Gardena is a city located in the South Bay region of Los Angeles County, California, United States. Take a look below for 20 interesting and amazing facts about Gardena, California, United States.
1. The population was 58,829 at the 2010 census, up from 57,746 at the 2000 census.
2. Until 2014, the US census cited the City of Gardena as the place with the highest percentage of Japanese Americans in California.
3. Gardena’s Japanese American population contributes to the South Bay region of Los Angeles being home to the largest concentration of Japanese companies within the mainland United States.
4. Based on archaeological findings, the Tongva people hunted and fished in the area of today’s Gardena.
5. The Tongva Indians — also known as Gabrielino Indians — are probably descendants of those who crossed from Asia to North America around 10,000 years ago.
6. In 1784, three years after the foundation of Los Angeles, Juan Jose Dominguez (1736–1809), a Spanish soldier who arrived in San Diego, California in 1769 with Fernando Rivera y Moncada, in recognition of his military service, received the roughly 43,000-acre (170 km2) Spanish land grant, the Rancho San Pedro.
7. Part of this land contained what became known as Gardena Valley.
8. After the American Civil War veterans bought parts of the land, and soon ranchers and farmers followed suit.
9. Union Army Major General William Starke Rosecrans in 1869 bought 16,000 acres (65 km2).
10. The “Rosecrans Rancho” was bordered by what later was Florence Avenue on the north, Redondo Beach Boulevard on the south, Central Avenue on the east, and Arlington Avenue on the west.
11. The Rosecrans property was subdivided and sold in the early 1870s. One of those became the 650-acre (2.6 km2) Amestoy Ranch.
12. Gardena proper began in 1887 when the Pomeroy & Harrison real estate developers subdivided the ranch, anticipating the coming of the Los Angeles and Redondo Railway. Civil War veteran Spencer Roane Thorpe is credited with starting the first settlement in Gardena in 1887.
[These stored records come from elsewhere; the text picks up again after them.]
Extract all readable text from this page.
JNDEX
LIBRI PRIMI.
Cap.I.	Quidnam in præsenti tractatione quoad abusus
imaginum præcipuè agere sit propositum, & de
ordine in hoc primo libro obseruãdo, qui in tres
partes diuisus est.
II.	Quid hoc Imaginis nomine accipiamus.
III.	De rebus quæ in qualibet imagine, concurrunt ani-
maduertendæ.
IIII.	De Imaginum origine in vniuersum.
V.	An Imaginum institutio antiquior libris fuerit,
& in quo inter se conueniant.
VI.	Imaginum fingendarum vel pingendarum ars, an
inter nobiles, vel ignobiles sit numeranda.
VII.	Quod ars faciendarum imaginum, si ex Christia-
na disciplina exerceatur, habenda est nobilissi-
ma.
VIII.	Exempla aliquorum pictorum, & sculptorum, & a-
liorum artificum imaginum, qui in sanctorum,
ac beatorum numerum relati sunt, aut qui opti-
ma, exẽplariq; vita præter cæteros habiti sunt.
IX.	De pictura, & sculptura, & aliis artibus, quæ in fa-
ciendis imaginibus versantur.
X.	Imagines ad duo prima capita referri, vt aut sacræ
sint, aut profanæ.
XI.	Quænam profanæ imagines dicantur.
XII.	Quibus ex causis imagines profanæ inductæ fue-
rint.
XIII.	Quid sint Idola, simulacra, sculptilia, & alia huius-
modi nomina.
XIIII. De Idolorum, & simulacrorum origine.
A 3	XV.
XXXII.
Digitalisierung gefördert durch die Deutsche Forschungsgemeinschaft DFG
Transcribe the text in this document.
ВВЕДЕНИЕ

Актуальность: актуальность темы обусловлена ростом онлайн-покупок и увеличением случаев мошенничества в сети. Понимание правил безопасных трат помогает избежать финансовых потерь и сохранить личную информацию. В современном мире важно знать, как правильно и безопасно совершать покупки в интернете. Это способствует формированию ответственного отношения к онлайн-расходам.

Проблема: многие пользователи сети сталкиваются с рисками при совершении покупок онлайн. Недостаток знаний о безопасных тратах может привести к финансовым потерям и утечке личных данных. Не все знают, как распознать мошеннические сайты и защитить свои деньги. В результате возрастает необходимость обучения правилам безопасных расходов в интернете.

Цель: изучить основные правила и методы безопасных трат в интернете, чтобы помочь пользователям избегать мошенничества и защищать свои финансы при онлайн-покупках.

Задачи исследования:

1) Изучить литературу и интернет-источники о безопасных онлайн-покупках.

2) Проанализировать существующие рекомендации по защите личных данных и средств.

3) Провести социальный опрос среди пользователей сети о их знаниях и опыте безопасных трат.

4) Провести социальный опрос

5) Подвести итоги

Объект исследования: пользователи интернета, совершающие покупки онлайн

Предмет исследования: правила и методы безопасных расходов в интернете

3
13. Railroads put Gardena on the map following a real estate boom in the Los Angeles area in the 1880s.
14. Some believe the city was named for its reputation for being the only “green spot” in the dry season between Los Angeles and the sea.
15. Because of its acres of berries, the city was dubbed “Berryland”.
16. The Strawberry Day Festival and Parade was held each May.
17. The berry industry suffered at the time of World War I as other crops were supported by the war economy.
18. Japanese Americans settled in Gardena throughout its history.
19. The only way Gardena could protect itself from a heavy county tax imposed on a planned project at a park site was to incorporate. The City of Gardena became incorporated on September 11, 1930.
20. From 1936 to 1980, Gardena held a local monopoly on legal cardrooms, the taxes from which accounted for nearly a third of its annual budget. As this Los Angeles suburb grew, many Japanese American families moved into the new tract homes being built.